Friday, August 26, 2011
Reduce speed, improve command
Great little study, using COMMANDf/x:
It appears there is not much difference in command between zero-strike and one-strike counts, despite the quarter-mph difference in velocity. At two strikes, though, pitchers seem to throw about half a mile harder than average, while losing around an inch of command.
I was more shocked by the table showing the Verlander misses his catcher’s mitt, on his fastball, by 17.4 inches… on average, which is league worst. The average pitcher misses his catcher’s mitt by 13 inches, and the best pitcher is at 9.2 inches.
I’m not buying it. At all.
The second chart shows standard deviations, and Verlander again at the bottom at 11.8 inches (and league average of 7.4).

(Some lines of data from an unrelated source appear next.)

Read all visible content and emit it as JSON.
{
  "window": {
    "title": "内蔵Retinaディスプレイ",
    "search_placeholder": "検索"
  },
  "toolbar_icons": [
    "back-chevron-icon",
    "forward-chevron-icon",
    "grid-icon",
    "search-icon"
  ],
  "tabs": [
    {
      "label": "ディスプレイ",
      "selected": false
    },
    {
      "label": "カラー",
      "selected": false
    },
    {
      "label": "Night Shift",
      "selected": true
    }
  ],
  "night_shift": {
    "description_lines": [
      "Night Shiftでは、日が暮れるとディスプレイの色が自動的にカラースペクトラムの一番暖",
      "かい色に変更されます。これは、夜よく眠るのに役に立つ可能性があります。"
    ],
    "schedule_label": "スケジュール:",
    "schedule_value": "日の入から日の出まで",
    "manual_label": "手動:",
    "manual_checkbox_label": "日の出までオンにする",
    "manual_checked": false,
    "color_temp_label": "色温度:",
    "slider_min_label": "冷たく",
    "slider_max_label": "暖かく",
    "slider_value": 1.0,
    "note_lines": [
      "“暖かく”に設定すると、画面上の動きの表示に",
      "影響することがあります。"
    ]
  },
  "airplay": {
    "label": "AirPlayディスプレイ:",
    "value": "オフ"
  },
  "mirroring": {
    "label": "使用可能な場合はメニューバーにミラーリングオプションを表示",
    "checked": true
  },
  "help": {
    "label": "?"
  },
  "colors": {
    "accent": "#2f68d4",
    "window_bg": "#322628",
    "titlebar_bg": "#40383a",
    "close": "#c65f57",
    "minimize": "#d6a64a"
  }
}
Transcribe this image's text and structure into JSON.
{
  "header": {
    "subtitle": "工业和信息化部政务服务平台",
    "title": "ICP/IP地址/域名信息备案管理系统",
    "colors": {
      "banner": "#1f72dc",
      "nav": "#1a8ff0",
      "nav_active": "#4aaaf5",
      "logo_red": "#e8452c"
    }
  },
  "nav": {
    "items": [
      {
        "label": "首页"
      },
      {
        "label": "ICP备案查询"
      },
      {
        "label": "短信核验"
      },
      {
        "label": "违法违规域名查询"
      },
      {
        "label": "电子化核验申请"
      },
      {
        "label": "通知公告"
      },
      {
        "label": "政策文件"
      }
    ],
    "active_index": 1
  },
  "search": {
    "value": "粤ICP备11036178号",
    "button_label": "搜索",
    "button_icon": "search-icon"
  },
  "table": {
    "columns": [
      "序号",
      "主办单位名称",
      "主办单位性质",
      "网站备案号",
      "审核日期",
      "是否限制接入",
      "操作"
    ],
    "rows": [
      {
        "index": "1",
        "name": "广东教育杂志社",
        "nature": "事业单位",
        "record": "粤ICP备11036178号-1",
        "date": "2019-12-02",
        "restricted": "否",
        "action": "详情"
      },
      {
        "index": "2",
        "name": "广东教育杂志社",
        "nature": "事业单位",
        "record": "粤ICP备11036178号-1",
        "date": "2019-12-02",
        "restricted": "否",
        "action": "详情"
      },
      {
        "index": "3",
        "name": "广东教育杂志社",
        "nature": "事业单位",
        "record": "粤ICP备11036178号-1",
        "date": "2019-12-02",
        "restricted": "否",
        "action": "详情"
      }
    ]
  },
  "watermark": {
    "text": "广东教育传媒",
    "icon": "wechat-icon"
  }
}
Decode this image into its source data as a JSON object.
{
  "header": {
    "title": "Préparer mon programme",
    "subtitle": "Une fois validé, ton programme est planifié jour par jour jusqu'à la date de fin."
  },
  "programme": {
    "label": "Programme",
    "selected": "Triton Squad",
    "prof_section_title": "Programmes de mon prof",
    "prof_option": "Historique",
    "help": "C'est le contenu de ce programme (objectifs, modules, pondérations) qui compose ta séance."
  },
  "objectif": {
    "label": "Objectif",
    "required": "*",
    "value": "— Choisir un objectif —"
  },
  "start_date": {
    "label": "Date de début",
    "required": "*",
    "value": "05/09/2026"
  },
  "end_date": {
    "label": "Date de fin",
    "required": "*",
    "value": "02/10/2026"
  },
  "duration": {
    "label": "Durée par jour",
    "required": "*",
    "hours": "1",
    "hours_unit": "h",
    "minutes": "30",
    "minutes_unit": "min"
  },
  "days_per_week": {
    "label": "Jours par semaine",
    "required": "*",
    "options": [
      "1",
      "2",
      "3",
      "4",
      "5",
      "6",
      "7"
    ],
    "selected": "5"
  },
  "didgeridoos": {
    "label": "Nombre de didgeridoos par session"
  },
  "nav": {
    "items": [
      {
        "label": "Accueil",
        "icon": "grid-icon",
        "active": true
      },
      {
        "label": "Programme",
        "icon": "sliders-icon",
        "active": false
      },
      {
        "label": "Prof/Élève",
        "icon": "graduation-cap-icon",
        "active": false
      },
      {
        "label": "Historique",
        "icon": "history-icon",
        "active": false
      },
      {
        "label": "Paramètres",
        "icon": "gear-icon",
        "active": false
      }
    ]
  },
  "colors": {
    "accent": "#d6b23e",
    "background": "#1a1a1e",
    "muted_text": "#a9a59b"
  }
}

I think there’s a math error somewhere. Almost always, the average absolute error is smaller than the standard deviation. I think the author has all the absolute error numbers as 2x too high.
Even then, I’m finding it hard to believe that Verlander is off by one SD = 11.8 inches on his fastball. If that is what it is showing, then I have to question the using of a catcher’s mitt as a proxy for pitcher intent. I’d like to see someone look at Verlander, pitch by pitch, and show us how he really missed where he wanted to throw.
Or is the catcher simply always setting himself up in the exact same spot?